S. K. – Historiquement, Hager accorde une grande importance à la formation de ses clients, ce qui est un élément différenciant fort vis-à-vis de nos concurrents. Hager croit en son devoir d’accompagner ses clients pour les garder à la pointe de ce qui se fait. Nous proposons 70 programmes de formation, que nous appelons des “blocs de compétences”. Nous organisons des formations dans nos 10 centres de compétences en régions ainsi qu’au Hager Forum sur notre site de production à Obernai, ou chez nos clients. L’objectif est d’aider nos clients à se former sur les offres à haut potentiel, en leur apportant les connaissances produits, mais aussi réglementaires, conjoncturelles et financières. Il s’agit de les accompagner en allant au-delà de la technique, ce qui est essentiel.

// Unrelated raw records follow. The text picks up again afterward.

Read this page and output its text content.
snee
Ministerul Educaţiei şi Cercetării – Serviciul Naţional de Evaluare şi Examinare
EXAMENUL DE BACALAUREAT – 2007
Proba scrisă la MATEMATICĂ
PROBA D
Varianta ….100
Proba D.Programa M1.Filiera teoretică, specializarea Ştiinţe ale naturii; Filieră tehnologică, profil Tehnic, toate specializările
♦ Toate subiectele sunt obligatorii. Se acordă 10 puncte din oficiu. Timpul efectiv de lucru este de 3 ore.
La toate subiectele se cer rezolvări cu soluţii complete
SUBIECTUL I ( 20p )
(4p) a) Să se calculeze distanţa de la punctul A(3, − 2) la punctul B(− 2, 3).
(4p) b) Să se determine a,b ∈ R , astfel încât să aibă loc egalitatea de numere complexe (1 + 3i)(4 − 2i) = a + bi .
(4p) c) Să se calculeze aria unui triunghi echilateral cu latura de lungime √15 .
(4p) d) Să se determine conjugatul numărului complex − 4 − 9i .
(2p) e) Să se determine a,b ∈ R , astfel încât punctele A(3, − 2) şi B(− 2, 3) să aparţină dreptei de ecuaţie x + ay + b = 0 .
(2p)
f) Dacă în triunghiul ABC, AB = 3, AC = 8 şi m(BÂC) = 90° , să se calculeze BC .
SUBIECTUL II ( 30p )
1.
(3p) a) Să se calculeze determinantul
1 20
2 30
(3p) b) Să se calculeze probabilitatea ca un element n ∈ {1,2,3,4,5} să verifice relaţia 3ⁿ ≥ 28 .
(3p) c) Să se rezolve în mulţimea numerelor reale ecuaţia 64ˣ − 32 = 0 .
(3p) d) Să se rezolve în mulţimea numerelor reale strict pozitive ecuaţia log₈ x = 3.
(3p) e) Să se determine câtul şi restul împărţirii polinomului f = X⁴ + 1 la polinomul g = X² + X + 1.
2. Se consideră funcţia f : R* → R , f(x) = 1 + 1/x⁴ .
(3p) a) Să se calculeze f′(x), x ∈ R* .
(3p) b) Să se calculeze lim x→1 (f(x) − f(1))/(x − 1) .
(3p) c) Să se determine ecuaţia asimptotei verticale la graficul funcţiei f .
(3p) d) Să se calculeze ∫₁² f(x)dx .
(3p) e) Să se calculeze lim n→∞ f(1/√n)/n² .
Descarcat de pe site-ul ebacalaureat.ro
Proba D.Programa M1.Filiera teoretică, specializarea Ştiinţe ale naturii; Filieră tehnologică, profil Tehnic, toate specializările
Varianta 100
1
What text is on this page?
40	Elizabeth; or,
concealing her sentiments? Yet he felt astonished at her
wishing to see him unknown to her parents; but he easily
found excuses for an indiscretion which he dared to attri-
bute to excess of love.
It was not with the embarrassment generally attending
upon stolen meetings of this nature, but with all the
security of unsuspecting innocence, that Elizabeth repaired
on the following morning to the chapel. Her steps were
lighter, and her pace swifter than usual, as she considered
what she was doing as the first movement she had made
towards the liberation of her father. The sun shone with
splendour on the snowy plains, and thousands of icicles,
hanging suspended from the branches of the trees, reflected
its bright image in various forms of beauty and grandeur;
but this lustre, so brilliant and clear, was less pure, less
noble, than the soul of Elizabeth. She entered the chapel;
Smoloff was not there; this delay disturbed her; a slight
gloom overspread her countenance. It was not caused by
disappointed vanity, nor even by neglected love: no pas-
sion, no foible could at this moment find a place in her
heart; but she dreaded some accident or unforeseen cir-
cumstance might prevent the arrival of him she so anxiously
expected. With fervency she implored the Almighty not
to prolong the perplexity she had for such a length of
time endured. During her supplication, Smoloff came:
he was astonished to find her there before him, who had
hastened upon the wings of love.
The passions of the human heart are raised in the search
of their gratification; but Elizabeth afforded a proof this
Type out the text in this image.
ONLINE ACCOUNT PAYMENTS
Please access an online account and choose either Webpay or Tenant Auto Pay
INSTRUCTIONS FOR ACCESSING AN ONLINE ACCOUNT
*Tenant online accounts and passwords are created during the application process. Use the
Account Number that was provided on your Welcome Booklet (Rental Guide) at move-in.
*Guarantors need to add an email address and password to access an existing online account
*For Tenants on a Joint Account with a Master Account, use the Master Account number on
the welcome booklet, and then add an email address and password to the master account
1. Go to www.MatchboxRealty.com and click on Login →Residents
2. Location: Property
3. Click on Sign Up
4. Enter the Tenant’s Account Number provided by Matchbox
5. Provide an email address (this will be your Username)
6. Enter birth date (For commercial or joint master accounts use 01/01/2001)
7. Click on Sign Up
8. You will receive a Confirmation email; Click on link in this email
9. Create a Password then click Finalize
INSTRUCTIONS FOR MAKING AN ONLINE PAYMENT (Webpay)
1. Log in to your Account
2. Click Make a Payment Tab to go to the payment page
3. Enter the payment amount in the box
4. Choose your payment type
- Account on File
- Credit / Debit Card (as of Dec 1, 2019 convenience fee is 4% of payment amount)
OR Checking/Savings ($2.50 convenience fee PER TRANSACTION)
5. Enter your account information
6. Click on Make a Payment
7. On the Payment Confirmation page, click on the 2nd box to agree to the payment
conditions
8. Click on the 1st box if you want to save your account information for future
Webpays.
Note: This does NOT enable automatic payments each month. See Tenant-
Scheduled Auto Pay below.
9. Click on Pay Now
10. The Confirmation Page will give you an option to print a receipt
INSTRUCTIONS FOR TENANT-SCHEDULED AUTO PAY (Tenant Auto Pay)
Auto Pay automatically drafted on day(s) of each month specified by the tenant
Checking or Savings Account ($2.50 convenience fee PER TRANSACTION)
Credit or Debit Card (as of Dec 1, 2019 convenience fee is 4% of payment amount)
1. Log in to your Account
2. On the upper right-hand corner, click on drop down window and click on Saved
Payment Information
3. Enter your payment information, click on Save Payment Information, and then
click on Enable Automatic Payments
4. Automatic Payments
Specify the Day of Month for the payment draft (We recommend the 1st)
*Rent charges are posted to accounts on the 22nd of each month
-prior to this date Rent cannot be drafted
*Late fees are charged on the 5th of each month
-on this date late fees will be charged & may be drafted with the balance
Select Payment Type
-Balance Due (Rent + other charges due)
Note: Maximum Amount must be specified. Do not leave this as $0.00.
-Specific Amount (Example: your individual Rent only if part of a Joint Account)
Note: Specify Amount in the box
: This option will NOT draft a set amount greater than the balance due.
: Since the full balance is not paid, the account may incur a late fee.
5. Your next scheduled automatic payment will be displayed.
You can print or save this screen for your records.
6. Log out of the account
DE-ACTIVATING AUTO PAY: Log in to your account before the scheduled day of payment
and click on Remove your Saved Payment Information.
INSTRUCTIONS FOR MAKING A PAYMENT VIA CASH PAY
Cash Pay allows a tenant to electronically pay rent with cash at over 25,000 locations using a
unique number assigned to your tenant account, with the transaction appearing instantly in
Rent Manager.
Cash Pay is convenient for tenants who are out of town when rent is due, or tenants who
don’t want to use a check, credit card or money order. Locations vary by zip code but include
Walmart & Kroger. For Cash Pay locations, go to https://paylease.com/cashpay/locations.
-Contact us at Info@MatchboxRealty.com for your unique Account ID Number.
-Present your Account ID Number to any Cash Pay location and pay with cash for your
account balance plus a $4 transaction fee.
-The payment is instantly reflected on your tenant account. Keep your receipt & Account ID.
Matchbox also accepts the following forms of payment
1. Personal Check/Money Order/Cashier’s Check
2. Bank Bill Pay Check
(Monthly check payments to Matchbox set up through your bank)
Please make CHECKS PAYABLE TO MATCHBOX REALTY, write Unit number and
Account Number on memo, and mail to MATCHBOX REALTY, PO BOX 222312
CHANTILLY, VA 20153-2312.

Quel est votre sentiment sur l’entreprise et sa dynamique depuis votre prise de fonction en janvier ?
S. K. – J’ai effectué un tour de France de nos 10 centres de formation en régions, afin de pouvoir échanger avec les formateurs ainsi qu’avec nos clients. J’ai été particulièrement touché par le professionnalisme, l’engagement et la détermination des équipes de Hager. Mon sentiment est très positif.

Quels ont été ou quels seront vos premiers chantiers dans les mois à venir ?
S. K. – Comme je vous l’expliquais, nous sommes actuellement en plein “Projet 2020”. En 2019, ma priorité est de poursuivre les lancements, comme c’est le cas pour la gamme d’appareillage mural Gallery. De manière générale, je m’inscris dans la stricte continuité de l’action de Sophie Breton. L’objectif est donc de déployer notre business plan et d’accompagner au mieux nos clients.

Comment imaginez-vous Hager et ses offres dans cinq à dix ans ?
S. K. – En France, Hager a su garder et cultiver sa proximité avec ses clients artisans, mais également avec la distribution. À long terme, l’objectif est donc de renforcer ces relations. Dans les 5 à 10 ans, l’objectif sera de nous développer sur de nouveaux marchés en concevant des solutions à fort potentiel de croissance. Comme je le disais tout à l’heure, nous nous penchons actuellement sur la mobilité électrique et l’efficacité énergétique avec le développement de systèmes de gestion de l’énergie intelligents. De plus, nous allons poursuivre notre développement sur le marché tertiaire en adaptant nos solutions. Enfin, l’objectif est de développer et renforcer l’accompagnement commercial, tout en conservant l’ADN de Hager, qui a fait son succès depuis bientôt 65 ans.